A U.S. Marines' MV-22 Osprey takes part in the joint exercise "Iron Fist 23" with Japan Ground Self-Defense Force at Hijyudai Maneuver Area in Oita-Prefecture, Japan on February 18. File Photo by Keizo Mori/UPI

Nov. 29 (UPI) -- Officials confirmed that one person died and the fate of five others on board remained a mystery after a U.S. military Osprey aircraft crashed off the southern coast of Japan early Wednesday.

The crash of the hybrid aircraft occurred near Yakushima, an island about 45 miles south of the Kagoshima region on the southern main island of Kyushu.

One person who was "unconscious and was not breathing" was recovered from the sea and transported to a rescue center, where they were given CPR but was later pronounced dead.
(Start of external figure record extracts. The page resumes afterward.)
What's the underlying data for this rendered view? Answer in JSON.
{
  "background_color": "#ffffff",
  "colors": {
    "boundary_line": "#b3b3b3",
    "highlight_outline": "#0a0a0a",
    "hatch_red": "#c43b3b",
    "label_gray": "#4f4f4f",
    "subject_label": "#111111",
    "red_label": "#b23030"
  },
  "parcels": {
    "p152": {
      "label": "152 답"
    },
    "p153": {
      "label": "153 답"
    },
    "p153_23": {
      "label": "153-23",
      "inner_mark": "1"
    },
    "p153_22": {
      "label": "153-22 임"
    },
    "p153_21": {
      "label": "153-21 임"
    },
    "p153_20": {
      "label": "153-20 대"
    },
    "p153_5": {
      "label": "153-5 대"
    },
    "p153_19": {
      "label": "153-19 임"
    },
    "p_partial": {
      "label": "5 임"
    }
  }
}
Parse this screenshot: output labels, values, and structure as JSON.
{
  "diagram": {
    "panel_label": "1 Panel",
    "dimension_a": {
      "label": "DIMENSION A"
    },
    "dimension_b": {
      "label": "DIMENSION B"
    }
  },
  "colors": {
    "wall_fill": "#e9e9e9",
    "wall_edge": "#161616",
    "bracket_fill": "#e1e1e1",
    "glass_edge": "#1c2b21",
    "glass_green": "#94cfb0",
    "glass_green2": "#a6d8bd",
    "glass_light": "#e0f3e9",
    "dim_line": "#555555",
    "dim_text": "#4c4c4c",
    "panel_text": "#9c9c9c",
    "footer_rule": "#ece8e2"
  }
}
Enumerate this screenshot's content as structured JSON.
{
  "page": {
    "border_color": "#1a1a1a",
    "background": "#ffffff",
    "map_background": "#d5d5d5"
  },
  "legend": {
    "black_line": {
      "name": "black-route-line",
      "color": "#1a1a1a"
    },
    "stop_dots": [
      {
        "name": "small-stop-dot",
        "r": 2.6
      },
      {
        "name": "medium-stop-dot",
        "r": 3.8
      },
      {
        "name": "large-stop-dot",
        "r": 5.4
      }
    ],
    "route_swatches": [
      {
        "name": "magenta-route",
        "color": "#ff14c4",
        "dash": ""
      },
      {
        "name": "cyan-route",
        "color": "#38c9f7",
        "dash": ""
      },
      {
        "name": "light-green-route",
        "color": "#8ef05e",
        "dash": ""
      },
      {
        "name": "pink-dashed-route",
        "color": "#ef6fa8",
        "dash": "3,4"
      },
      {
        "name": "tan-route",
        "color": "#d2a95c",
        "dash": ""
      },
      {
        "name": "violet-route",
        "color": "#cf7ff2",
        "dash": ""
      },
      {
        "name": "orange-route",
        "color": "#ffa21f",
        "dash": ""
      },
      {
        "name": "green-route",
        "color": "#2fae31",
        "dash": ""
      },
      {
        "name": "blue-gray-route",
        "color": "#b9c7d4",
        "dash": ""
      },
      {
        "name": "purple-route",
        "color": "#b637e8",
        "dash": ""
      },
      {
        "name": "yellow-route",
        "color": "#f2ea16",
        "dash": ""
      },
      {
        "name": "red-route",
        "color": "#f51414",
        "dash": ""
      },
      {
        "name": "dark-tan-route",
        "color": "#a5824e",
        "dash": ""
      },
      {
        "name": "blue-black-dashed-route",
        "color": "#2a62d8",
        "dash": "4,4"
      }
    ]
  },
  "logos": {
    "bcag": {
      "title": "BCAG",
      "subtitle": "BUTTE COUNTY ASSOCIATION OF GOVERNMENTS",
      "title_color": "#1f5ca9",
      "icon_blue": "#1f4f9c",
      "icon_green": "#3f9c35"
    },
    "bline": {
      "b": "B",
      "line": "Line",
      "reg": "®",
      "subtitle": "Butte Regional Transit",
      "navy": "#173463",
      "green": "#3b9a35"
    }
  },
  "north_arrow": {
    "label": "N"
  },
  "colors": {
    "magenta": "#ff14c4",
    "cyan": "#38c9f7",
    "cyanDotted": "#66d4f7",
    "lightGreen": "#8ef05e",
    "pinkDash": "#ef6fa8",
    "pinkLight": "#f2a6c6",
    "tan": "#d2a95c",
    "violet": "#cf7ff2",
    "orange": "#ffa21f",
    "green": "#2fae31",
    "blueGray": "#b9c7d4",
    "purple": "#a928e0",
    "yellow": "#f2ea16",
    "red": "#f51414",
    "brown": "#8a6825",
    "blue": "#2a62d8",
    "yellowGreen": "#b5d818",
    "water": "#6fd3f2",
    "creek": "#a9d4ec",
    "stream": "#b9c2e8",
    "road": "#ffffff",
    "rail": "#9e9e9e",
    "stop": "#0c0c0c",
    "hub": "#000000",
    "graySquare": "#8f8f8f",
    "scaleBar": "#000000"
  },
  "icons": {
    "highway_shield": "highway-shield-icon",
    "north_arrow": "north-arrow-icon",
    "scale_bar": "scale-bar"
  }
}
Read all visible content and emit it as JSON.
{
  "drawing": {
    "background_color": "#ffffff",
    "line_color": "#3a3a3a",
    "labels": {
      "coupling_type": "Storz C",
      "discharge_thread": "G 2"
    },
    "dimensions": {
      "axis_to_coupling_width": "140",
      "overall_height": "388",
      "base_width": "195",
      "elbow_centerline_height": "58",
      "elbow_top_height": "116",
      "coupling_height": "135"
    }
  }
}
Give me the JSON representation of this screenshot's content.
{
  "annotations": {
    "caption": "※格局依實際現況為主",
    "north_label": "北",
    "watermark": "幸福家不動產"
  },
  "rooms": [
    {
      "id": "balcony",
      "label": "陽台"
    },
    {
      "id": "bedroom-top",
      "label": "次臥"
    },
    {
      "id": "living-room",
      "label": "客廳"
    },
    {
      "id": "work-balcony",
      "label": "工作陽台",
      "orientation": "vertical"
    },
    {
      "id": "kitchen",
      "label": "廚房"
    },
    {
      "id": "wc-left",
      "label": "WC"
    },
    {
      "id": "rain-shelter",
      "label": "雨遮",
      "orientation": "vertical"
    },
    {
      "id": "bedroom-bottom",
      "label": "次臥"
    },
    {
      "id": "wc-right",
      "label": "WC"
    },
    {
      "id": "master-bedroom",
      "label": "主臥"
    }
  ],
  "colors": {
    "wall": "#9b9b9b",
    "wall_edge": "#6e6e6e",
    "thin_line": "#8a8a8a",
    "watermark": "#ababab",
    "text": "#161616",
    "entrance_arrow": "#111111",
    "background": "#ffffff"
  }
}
The local Japanese Coast Guard initially said eight crew members were onboard the Osprey but later revised the total to six. The cause of the crash was under investigation.

The Coast Guard said search operations, which included six patrol vessels and two helicopters, went on through Wednesday. Witnesses spotted a large amount of debris apparently from the Osprey in waters southeast of Yakushima Airport.

Japanese broadcaster NHK said an eyewitness reported seeing the aircraft's left engine on fire before it went down about 2:47 p.m. local time. The Coast Guard said the Osprey disappeared from its radar screen about five minutes before that.

The Coast Guard said it dispatched a patrol boat and rescue aircraft to the site of the crash.

This is the latest in a series of crashes involving the Osprey, which has a checkered past of mishaps and fatal crashes.

In August, three U.S. Marines were killed and several others were critically injured when an Osprey crashed during a training exercise in Australia.

Five U.S. Marines died when an MV-22B Osprey crashed during training exercises in the desert near Glamis, Calif., in 2022. And four American soldiers were killed when an Osprey crashed during NATO training exercises in Norway that same year.

The Osprey is best known for its ability to take off and land vertically, like a helicopter but, due to its tilt rotor propeller engines, it is also capable of cruising at high speeds like a turboprop aircraft with conventional wings.

Its unique and flexible design has come under scrutiny and critics have speculated that the quirky nature of the Osprey may be largely responsible for the relatively high number of crashes.

The Osprey has had a history of mechanical and operational problems since it was introduced in the 1980s.